Chapter 43: The Hit of the Show
It was finally happening. After almost five years of labor by 250-plus people, the Office of the Future was here. Despite the prayers for them, 64K memory chips had not appeared. Michael had gotten corporate approval to increase the manufacturing cost with an extra 64K words of memory. Star now had 256K words, or 512K bytes of main memory. The performance was still poor, but at least it was tolerable now.
Star had been announced and demoed in New York already, and this week was the National Computer Conference in Chicago, starting Monday, May 4, 1981 and lasting until Thursday. Dan had volunteered to man the Xerox booth for all four days. He flew out to Chicago on the Sunday morning before it started, but with the time change, it was past dinner when he finally arrived at McCormick Place.
...
Dan read the Sunday Chicago Tribune. ...
In Business, Compushop was offering an Apple II starter system for $1,595. But then buried deep inside the section, Dan found what he was looking for, a story about the Star. It began:
Xerox terminal has symbols, not codes
Managers and professional workers haven’t been the best customers for automated office equipment like computer terminals.
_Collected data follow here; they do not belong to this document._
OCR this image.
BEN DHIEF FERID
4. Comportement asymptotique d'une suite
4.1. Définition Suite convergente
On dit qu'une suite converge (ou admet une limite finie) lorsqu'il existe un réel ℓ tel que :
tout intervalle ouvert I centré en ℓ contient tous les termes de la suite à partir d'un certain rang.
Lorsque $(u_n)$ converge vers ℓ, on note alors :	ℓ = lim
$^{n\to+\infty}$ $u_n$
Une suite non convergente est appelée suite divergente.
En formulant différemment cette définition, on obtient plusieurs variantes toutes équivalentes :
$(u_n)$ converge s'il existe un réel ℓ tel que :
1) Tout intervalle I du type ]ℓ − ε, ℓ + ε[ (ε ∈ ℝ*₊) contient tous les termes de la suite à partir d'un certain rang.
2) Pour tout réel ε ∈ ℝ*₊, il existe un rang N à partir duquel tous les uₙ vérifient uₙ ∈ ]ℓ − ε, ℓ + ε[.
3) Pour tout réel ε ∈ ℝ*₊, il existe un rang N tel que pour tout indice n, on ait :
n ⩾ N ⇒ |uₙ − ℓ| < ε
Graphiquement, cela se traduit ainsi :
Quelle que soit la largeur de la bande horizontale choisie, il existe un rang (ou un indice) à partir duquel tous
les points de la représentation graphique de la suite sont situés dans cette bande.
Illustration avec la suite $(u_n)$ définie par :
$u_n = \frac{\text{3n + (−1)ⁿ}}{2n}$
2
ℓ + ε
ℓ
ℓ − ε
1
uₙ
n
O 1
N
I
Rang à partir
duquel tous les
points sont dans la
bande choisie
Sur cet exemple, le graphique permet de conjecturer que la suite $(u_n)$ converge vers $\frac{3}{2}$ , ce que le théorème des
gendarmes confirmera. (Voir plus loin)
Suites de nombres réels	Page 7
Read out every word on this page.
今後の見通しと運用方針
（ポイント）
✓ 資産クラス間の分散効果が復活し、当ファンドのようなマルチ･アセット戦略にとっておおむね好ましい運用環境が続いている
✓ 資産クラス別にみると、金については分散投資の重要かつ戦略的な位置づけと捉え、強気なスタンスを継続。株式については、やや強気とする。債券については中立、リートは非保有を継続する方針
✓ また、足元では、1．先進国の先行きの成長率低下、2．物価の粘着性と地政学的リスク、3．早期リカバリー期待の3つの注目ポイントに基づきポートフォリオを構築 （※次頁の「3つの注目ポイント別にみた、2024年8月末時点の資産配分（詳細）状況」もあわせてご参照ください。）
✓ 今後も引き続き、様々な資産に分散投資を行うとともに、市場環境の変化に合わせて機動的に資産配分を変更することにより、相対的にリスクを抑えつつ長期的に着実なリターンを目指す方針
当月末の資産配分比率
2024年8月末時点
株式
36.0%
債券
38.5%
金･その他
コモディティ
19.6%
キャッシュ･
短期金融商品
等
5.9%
Maybe it’s because they are more accustomed to pointing and selecting material rather than typing out explicit commands.
Maybe it’s because they can’t type.
The article quoted a Xerox marketing executive, who explained that the Star was aimed at “managers or professionals who produce documents, reports, or charts.” It explained how the mouse worked. The executive went on to explain that the Star system cost $15,595, but “technological advances will allow price reductions in the future.” Star would be demonstrated at the National Computer Conference at McCormick Place this week.
...
Dan, Janet, Martin, Henry, and the rest of the Xeroids were continuously busy, explaining the Star to curious attendees. Visitors could try a mouse, and lots of them did—almost no one had ever used a mouse before. A technical staffer had brought a box full of spare mice and swapped in a new one every hour since the accumulated dirt and finger oil from all the guests made the rubber balls in the mice sticky.
As each hour approached, people began gathering around the monitors to see the demos. By noon, they were waiting 10 minutes before the hour. Michael stationed himself near the left side monitor, where he kept busy talking to reporters, executives, and random attendees. Michael watched the crowd closely, and he noticed that Steve Jobs, one of the Apple founders, came every hour, surrounded by other guys Michael didn’t know. He knew that Jobs had visited PARC the year before last for a demo of the Alto and Smalltalk, but he hadn’t seen Star before. He had supposedly asked, “Why isn’t Xerox doing anything with this?” Now, he found out they were.